The Group is planning to release a 598-unit condominium at Upper Changi Road East and 51 units from Emery Point at Tanjong Katong later this year.
Commercial/Retail
The office sector is unlikely to experience the same take up rate experienced in 2000 due to a slowing economy and the shakeout in the IT-related industries. Demand in the medium term is expected to be good, with more international companies setting up base in Singapore in response to the deregulation of the financial and telecom sectors. No. 1 Shenton Way (former Robina House) will be redeveloped into a high-tech building with more lettable areas to meet market demands. This will enable the Group to maximise the under-utilised plot ratio of this building which was low at the point of purchase and has since been revised upwards from 7.4 to 11.76.
After the completion of the MRT station which will have a direct link to Chinatown Point, the capital and rental values of this complex should show good improvement.
Hotels
Most of the Group's properties in Asia and Australasia are expected to perform better benefiting in most cases from improvement in average room rates, occupancy and enhanced hotel products. This is particularly so in Singapore where international arrivals are expected to increase significantly over last year.
In the UK and USA, after an exceptionally strong year in 2000, the Group notes some softening in demand in a couple of its major markets. However, along with most of our competitors, the Group expects this softening to be temporary. Against this backdrop, the Group is implementing a targeted capital expenditure programme, focused marketing, and cost control to assure continued profitability.

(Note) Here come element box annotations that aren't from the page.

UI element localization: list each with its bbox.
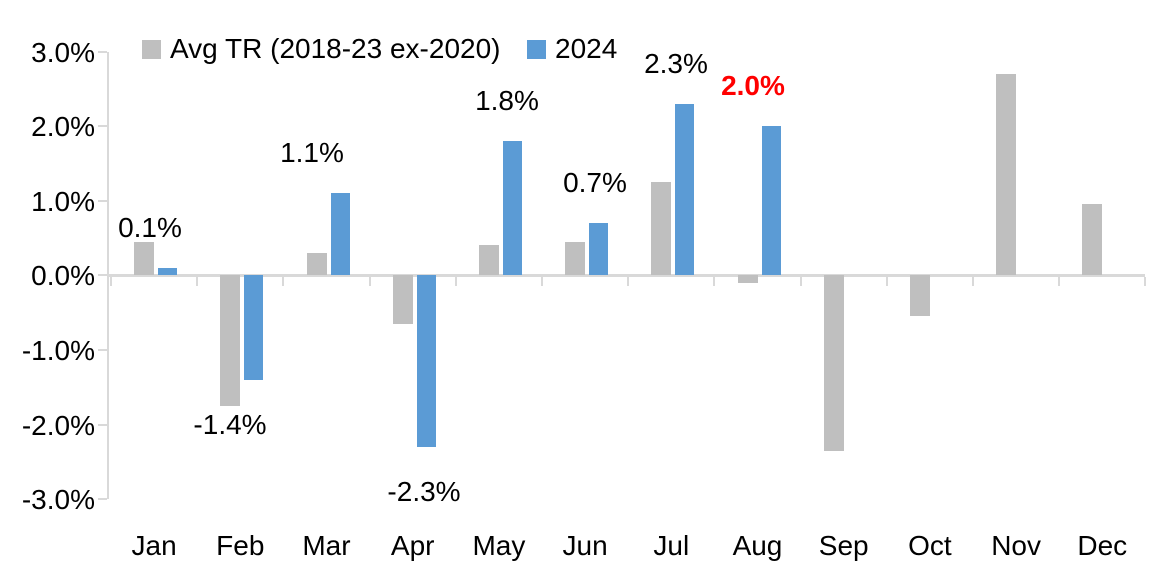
y-tick-label: -3.0% — [21, 484, 95, 516]
y-tick — [98, 50, 107, 53]
data-label-feb: -1.4% — [193, 408, 267, 440]
month-label-aug: Aug — [732, 530, 783, 561]
bar-2024-jul — [675, 103, 695, 276]
data-label-jul: 2.3% — [644, 47, 708, 79]
y-tick — [98, 348, 107, 351]
data-label-mar: 1.1% — [280, 137, 344, 169]
x-tick — [713, 276, 716, 286]
bar-2024-may — [502, 141, 522, 276]
bar-avg-may — [478, 245, 499, 276]
bar-2024-jun — [589, 223, 609, 276]
legend-swatch-2024 — [527, 39, 546, 59]
x-tick — [972, 276, 974, 286]
data-label-apr: -2.3% — [387, 475, 461, 507]
month-label-apr: Apr — [390, 530, 435, 561]
x-tick — [454, 276, 457, 286]
bar-avg-nov — [996, 73, 1017, 276]
x-tick — [282, 276, 285, 286]
y-tick — [98, 498, 107, 501]
x-tick — [196, 276, 199, 286]
y-tick-label: 2.0% — [31, 111, 95, 143]
y-tick-label: -2.0% — [21, 409, 95, 441]
bar-avg-feb — [220, 275, 241, 406]
data-label-may: 1.8% — [475, 85, 539, 117]
data-label-jan: 0.1% — [118, 211, 182, 243]
bar-2024-jan — [158, 267, 178, 276]
y-tick-label: -1.0% — [21, 334, 95, 366]
y-tick — [98, 125, 107, 128]
legend-item-2024: 2024 — [527, 33, 618, 64]
month-label-mar: Mar — [302, 530, 351, 561]
month-label-dec: Dec — [1077, 530, 1128, 561]
y-tick — [98, 423, 107, 426]
bar-avg-apr — [392, 275, 413, 324]
y-tick — [98, 274, 107, 277]
y-tick-label: 3.0% — [31, 36, 95, 68]
x-tick — [627, 276, 630, 286]
month-label-oct: Oct — [908, 530, 952, 561]
x-tick — [541, 276, 543, 286]
legend-item-avg-tr: Avg TR (2018-23 ex-2020) — [142, 33, 501, 64]
month-label-may: May — [472, 530, 526, 561]
bar-avg-mar — [306, 252, 327, 276]
x-tick — [1058, 276, 1061, 286]
x-tick — [368, 276, 371, 286]
x-tick — [885, 276, 888, 286]
bar-avg-sep — [823, 275, 844, 451]
legend-label-2024: 2024 — [555, 33, 618, 64]
y-tick-label: 1.0% — [31, 185, 95, 217]
month-label-nov: Nov — [991, 530, 1041, 561]
month-label-feb: Feb — [216, 530, 265, 561]
y-tick-label: 0.0% — [31, 260, 95, 292]
bar-2024-aug — [761, 126, 781, 276]
bar-avg-aug — [737, 275, 758, 283]
bar-avg-jun — [565, 241, 586, 276]
month-label-jan: Jan — [131, 530, 177, 561]
x-tick — [1144, 276, 1147, 286]
bar-avg-jul — [651, 182, 672, 276]
legend-label-avg-tr: Avg TR (2018-23 ex-2020) — [170, 33, 501, 64]
y-tick — [98, 199, 107, 202]
x-tick — [110, 276, 112, 286]
month-label-jun: Jun — [562, 530, 608, 561]
data-label-jun: 0.7% — [563, 167, 627, 199]
month-label-sep: Sep — [818, 530, 869, 561]
bar-avg-oct — [909, 275, 930, 317]
month-label-jul: Jul — [653, 530, 690, 561]
bar-2024-mar — [330, 193, 350, 276]
bar-avg-jan — [134, 241, 155, 276]
bar-2024-feb — [244, 275, 264, 380]
bar-2024-apr — [416, 275, 436, 447]
x-axis-line — [107, 273, 1146, 277]
bar-avg-dec — [1082, 204, 1103, 276]
x-tick — [799, 276, 802, 286]
data-label-aug: 2.0% — [721, 70, 785, 102]
legend-swatch-avg-tr — [142, 39, 161, 59]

The Group believes that the acquisition of the Regal Group in December 1999 will deliver enhanced and lasting value. Although the Regal Group was acquired in what was generally regarded to be a bullish market in the US, these Regal hotels were significantly under-performing due to inadequate managerial attention and a lack of capital investment. Under the Group's direction and through its investment programme, the Regal hotels have considerable potential to deliver improved revenues and profit. Even in the event of the continued softening in the US economy, these hotels after refurbishment will perform, at the very least, on par with their previous performance before the Group's acquisition. Overall, the Group looks forward to a good performance from the refurbished and rebranded Millennium hotels, particularly in high business-related periods.
e-Commerce
With the completion of the Group's reorganisation exercise, the Group will be laying the foundation this year for aggressive growth in 2002 and beyond, capturing the business opportunities that are available in the provision of solutions for the hospitality industry. Whilst costs relating to product development and sales acquisitions are unavoidable, they will be put in the context of achieving profitability as soon as possible. The Group will seek to attain the right balance between the growth in revenue and costs ensuring, at all times, a prudent management of expenses.
Group Prospects
Barring any unforeseen circumstances, the Group is expected to continue to perform satisfactorily.